Sigma receptors have been described as a subclass of opioid receptors (which react to morphine and similar substances produced by the body itself) in the late 1970s. Sigma-1 and sigma-2 receptor interactions with endogenous neurosteroids (produced by our body of nervous system-acting steroid hormones) and their association with the nervous, endocrine and immune systems are described in the following years. Further studies on the structure and function of the sigma-1 receptor have also allowed us to understand its role in processes related to oxidative stress, nervous system function, neuronal survival and generally possible role in the pathophysiology of various neuropsychiatric disorders.
So now we know that the sigma-1 receptor represents unique caring proteins. Chaperone proteins that are responsible for the proper structure of other proteins. In the central nervous system, under conditions of oxidative stress, inflammation or disorders of calcium metabolism, accumulation of incorrectly folded proteins occurs, which can lead to the development of various neuropsychiatric disorders. Sigma-1 receptor results indicate that substances acting as agonists (activators) of this receptor, by positively affecting the process of proper protein folding can exert neuroprotective effects - protective against nerve tissue. For example, their effects on the symptoms of psychotic depression were described in a group of 59 patients, where the beneficial response to the treatment concerned more than 80% of the respondents (Gatti, 1996). The same team subsequently published further work confirming the efficacy of sigma-1 agonists in the treatment of psychotic depression.

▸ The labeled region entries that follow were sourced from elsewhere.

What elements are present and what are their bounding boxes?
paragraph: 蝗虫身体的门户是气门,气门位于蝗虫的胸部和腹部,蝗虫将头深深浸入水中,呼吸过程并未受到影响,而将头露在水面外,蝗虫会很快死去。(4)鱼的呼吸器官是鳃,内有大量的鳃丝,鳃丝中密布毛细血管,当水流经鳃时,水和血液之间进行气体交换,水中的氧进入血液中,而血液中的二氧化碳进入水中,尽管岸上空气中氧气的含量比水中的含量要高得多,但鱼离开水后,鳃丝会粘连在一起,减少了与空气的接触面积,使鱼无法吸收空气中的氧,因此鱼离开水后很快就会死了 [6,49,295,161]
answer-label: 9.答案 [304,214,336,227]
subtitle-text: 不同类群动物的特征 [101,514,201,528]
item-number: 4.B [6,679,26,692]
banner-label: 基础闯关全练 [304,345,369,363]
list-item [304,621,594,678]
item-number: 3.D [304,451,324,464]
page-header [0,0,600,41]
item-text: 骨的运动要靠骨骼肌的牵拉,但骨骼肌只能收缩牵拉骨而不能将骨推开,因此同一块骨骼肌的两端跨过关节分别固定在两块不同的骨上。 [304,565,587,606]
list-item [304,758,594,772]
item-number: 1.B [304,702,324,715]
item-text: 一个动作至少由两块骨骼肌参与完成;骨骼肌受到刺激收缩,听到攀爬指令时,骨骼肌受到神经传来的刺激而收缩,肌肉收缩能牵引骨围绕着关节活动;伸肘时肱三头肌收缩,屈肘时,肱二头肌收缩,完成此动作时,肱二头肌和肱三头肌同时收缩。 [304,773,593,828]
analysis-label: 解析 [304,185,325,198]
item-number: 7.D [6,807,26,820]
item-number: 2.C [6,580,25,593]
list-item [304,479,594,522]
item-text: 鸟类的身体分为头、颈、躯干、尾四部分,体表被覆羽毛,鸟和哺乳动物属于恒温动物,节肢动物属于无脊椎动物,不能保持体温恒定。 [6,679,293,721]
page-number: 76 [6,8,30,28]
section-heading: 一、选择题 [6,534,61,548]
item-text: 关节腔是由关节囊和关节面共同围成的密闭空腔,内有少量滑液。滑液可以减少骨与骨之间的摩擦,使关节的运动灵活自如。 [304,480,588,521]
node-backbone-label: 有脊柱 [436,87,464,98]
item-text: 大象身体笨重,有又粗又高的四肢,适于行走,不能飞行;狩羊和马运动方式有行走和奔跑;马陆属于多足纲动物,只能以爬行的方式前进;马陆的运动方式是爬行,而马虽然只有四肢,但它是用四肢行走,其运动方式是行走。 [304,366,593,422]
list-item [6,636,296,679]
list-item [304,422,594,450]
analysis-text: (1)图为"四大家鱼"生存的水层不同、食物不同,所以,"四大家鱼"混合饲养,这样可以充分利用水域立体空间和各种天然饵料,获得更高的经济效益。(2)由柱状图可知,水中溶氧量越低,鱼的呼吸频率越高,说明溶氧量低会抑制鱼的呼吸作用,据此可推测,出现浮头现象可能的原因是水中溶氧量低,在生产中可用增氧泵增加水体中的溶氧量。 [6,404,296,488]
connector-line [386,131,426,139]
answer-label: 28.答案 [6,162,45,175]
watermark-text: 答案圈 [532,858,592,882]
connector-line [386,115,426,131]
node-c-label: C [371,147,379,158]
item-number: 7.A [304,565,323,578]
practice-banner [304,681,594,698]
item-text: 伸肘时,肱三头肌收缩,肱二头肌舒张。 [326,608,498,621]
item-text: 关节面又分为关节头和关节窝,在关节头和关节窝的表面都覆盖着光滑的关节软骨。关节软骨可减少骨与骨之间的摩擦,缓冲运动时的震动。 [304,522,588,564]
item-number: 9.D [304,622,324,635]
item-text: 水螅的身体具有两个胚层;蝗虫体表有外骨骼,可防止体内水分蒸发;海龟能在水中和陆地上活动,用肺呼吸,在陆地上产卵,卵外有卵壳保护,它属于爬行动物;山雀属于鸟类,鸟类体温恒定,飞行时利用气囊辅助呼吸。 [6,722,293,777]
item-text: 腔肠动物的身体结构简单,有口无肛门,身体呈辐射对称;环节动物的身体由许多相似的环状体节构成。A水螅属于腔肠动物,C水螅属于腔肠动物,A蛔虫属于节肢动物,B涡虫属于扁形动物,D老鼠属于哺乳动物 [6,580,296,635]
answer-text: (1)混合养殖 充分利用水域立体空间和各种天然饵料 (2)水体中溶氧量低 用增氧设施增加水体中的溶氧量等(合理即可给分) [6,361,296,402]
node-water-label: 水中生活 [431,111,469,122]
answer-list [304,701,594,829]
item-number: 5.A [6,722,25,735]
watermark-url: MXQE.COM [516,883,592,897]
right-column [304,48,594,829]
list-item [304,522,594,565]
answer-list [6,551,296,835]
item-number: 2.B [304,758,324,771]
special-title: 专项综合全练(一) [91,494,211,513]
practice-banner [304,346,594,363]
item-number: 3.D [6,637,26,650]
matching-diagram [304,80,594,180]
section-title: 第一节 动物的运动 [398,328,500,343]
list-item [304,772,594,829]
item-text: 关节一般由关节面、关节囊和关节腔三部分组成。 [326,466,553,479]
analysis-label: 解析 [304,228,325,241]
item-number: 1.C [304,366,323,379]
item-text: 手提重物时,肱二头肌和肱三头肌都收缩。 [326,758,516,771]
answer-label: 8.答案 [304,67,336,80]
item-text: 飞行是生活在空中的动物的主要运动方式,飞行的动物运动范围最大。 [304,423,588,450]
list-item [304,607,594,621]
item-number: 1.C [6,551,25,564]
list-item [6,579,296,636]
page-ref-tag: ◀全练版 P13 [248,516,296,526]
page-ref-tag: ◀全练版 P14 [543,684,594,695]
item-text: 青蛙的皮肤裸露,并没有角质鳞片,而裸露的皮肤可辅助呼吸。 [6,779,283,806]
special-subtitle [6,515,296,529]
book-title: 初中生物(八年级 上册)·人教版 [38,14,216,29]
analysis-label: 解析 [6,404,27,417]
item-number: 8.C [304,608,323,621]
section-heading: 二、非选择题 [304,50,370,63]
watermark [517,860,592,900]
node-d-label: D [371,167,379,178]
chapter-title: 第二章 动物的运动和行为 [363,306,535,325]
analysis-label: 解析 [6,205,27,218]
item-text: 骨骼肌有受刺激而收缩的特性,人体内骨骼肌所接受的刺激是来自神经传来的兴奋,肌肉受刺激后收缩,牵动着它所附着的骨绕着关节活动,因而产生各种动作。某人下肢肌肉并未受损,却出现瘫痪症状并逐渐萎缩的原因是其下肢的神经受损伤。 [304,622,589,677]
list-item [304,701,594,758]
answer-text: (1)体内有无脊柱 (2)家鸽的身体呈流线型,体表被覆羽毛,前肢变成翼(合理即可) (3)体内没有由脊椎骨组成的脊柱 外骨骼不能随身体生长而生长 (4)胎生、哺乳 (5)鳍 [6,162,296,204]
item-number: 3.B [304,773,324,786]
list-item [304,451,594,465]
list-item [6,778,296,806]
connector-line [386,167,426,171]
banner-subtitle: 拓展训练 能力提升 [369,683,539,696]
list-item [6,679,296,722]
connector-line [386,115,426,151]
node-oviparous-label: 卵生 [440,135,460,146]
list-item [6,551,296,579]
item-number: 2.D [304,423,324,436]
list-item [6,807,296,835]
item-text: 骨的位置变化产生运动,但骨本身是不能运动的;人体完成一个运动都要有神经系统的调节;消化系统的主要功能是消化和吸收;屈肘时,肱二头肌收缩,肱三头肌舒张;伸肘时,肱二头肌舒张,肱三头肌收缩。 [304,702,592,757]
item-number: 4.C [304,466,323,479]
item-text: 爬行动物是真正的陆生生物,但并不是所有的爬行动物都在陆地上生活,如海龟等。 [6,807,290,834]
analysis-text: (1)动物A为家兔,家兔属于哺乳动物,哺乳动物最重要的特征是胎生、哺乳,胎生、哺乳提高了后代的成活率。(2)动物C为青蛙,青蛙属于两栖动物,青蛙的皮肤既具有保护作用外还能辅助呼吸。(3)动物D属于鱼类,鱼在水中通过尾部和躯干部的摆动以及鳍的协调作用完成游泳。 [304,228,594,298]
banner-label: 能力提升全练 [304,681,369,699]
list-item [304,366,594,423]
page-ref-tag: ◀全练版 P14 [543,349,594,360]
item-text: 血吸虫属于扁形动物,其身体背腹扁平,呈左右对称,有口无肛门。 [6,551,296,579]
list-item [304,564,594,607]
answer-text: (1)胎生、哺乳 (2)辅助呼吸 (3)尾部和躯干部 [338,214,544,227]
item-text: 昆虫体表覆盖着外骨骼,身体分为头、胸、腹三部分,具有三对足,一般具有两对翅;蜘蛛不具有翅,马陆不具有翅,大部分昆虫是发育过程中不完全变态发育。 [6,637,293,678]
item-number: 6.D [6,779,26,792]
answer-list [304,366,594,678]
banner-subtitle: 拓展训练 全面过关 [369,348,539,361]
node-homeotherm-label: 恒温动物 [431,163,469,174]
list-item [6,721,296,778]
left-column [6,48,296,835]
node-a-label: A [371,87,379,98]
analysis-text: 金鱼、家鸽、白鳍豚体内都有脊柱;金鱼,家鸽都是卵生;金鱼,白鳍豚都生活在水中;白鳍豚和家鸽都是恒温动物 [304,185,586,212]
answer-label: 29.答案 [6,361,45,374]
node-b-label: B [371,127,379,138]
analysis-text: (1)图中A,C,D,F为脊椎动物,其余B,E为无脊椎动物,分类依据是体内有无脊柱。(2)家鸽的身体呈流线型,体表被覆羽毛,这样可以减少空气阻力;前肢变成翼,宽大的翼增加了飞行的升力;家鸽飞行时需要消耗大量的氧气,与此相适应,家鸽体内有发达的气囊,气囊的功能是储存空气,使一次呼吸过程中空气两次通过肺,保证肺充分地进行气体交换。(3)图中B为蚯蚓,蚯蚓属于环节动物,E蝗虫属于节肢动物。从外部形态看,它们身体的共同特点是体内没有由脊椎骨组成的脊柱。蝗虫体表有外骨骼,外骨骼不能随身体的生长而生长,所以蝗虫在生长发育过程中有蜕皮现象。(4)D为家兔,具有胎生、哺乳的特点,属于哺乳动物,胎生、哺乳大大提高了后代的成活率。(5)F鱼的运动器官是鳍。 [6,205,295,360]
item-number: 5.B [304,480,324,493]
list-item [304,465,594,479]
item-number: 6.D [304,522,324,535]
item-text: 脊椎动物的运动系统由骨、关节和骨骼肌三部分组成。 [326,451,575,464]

When the authors of the aforementioned study first treated mice, prior to administration of berberine, the sigmoid-1 receptor agonist observed its synergism (multiplication effects) with very small, inactive, normal berberine doses. On the other hand, prior administration of various antagonists (antagonists) of the sigma-1 receptor reversed the effects of antidepressant activity of berberine in the form of shortening of the mice immobility after the withdrawal of stress stimuli.
Berberine for depression - summary
To summarise, the authors conclude that berberine has high antidepressant efficacy, possibly due to its ability to modulate cerebral amino acid concentrations (noradrenaline, serotonin and dopamine) and to activate Sigma1 receptors.